Muitas vezes, então, pessoas de cor vivem nos pontos cegos de outras pessoas, invisíveis na sombra de suas suposições. Alguns de nós têm uma imagem padrão do que constitui “americano” e isso exclui apelidos espanhóis, pele escura e orações a Alá.

Que contrasta fortemente com os valores que a América afirma ter. Durante 243 anos, o país equilibrou na tensão entre o que afirmamos e o que somos. Em 2019, no entanto, essa tensão é aumentada por uma sensação de que o relógio demográfico está a fazer tic-tac na primazia branca. Não é demais dizer que em alguns quadrantes, uma espécie de pânico se instalou sobre a noção de que um dia, em breve, os brancos não mais terão superioridade numérica.

É aquele pânico que fez uma mulher chorar, “Eu quero meu país de volta”, que enviou pessoas à caça da “verdadeira” certidão de nascimento de Barack Obama, que inspirou pesadas peças de pensamento sobre o fim do estabelecimento WASP, que elegeu Trump presidente, que fez os evangélicos brancos traírem suas convicções declaradas. É esse pânico que faz Buchanan e Ingraham temerem o futuro.

Ele vê o país se tornar “um gigantesco centro comercial da América”. Ela pensa que a língua inglesa pode desaparecer.

A ironia é que se o país está, de facto, condenado, não é porque os imigrantes afligem aqui, atraídos pelos seus ideais.
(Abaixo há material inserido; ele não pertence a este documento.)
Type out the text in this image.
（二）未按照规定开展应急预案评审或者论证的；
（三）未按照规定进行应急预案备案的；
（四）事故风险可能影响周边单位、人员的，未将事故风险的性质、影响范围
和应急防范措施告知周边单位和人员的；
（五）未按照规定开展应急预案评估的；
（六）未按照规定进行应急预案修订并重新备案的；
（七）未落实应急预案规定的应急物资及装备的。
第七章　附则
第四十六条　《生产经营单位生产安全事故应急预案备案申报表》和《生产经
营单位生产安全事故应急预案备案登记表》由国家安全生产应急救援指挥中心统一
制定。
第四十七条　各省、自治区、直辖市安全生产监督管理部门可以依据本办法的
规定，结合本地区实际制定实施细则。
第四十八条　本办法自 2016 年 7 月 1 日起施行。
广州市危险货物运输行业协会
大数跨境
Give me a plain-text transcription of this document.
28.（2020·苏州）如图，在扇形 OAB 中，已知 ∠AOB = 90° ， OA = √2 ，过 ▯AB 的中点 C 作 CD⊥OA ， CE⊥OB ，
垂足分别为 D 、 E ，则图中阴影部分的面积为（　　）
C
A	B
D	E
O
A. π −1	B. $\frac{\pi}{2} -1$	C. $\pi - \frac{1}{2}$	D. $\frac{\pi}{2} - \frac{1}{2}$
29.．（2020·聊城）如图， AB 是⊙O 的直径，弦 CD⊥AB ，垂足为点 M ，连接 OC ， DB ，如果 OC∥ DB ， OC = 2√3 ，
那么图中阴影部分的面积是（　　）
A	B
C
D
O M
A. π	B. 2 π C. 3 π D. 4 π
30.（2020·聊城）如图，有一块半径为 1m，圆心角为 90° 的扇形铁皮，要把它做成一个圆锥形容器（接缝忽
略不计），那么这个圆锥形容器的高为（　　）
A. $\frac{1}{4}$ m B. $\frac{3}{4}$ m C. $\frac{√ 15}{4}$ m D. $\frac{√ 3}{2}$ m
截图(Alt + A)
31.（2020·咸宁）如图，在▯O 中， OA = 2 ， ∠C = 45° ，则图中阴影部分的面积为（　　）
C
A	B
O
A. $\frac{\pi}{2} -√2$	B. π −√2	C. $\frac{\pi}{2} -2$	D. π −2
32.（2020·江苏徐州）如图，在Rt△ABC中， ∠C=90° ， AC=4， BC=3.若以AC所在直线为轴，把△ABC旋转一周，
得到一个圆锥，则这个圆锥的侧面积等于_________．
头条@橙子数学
Quando não o fizeram?

Não, se a América falhar, será porque pessoas como Buchanan e Ingraham não tiveram a coragem de viver à altura desses ideais. Será porque ainda era possível, já em 2019, que um homem branco considerasse afro-americanos, progenitores da música americana, lutadores de suas guerras, lavradores de seus campos e redentores de seus valores sagrados, como de alguma forma alheios à América. E será porque ele e pessoas como ele ainda arrogantemente se arrogam para si mesmos, como se fosse dado pela própria mão de Deus, o direito de determinar quem “nós” é.

E, mais importante, quem “nós” não é.

(Leonard Pitts é colunista do The Miami Herald, 1 Herald Plaza, Miami, Fla., 33132. Os leitores podem contatá-lo através do e-mail [email protected].)